Perlahan Arkana mengulurkan tangannya untuk mengajak Keysha berjabat tangan.Hanya itu yang bisa Arkana berikan,ia tidak mau lebih.


"Padahal gue pengen banget peluk Lo" ucap Keysha.


"Kita emang bersahabat.Tapi ketika gue peluk Lo,yang ada di fikiran Lo adalah gue ini sebagai pacar bukan sahabat.Kalau Lo gak mau berjabat tangan sama gue juga gak apa-apa"


Karena tidak ada pilihan lain,Keysha terpaksa harus memilih untuk berjabat tangan dengan hatinya yang terasa begitu berat dan juga mata yang tidak kuasa menahan tangisannya.

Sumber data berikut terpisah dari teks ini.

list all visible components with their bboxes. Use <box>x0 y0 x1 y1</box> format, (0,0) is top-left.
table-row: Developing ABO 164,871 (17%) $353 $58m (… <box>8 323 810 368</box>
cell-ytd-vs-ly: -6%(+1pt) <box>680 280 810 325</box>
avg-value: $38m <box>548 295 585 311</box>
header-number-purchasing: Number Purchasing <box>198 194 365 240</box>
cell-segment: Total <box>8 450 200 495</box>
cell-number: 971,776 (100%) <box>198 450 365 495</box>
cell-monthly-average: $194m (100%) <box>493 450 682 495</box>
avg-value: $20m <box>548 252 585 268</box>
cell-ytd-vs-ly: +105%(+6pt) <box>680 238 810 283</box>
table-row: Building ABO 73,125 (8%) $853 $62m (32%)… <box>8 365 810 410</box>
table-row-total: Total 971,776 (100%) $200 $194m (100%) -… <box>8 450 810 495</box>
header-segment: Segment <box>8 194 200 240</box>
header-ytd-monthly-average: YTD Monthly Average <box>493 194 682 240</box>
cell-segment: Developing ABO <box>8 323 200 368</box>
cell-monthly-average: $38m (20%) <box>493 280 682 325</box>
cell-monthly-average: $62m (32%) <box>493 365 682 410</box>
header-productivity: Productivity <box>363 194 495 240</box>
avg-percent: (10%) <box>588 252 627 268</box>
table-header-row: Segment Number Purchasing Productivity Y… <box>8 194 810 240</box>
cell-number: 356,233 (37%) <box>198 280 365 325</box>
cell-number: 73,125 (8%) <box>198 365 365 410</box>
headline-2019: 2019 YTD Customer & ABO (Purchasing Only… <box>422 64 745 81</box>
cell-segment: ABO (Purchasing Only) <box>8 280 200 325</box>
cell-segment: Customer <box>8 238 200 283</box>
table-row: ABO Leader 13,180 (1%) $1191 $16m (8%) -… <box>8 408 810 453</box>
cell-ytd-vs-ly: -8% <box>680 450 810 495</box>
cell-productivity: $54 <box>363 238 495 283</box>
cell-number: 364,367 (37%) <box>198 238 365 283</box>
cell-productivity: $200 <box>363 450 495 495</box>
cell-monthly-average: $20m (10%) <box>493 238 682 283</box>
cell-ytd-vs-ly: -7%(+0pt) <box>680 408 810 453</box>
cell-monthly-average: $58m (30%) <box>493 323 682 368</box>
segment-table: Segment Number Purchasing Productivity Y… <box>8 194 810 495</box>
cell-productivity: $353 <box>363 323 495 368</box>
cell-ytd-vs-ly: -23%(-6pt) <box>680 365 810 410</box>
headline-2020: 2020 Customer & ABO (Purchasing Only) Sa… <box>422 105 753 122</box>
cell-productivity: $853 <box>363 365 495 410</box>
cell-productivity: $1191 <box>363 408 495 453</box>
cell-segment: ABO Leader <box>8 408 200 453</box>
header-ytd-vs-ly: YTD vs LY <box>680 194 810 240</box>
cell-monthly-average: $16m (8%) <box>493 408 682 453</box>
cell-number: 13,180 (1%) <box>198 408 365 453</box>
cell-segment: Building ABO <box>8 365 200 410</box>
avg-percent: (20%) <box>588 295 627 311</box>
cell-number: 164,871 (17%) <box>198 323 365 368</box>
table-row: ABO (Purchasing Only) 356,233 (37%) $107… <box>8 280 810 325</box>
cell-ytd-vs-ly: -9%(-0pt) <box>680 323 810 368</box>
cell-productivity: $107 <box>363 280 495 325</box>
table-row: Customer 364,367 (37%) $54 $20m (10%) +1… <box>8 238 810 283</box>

"Kalau gitu gue pergi dulu.Salam buat om Gibran dan Tante Novia.Jangan nangis" dengan cepat Arkana langsung pergi meninggalkan Keysha yang masih berdiri di tempatnya.


Bukannya tega dan jahat,justru jika Arkana semakin lama berada disana maka Keysha akan semakin memiliki harapan yang lebih terhadap Arkana.Ia tidak mau jika sahabat nya merasakan sakit hati untuk yang kedua kalinya.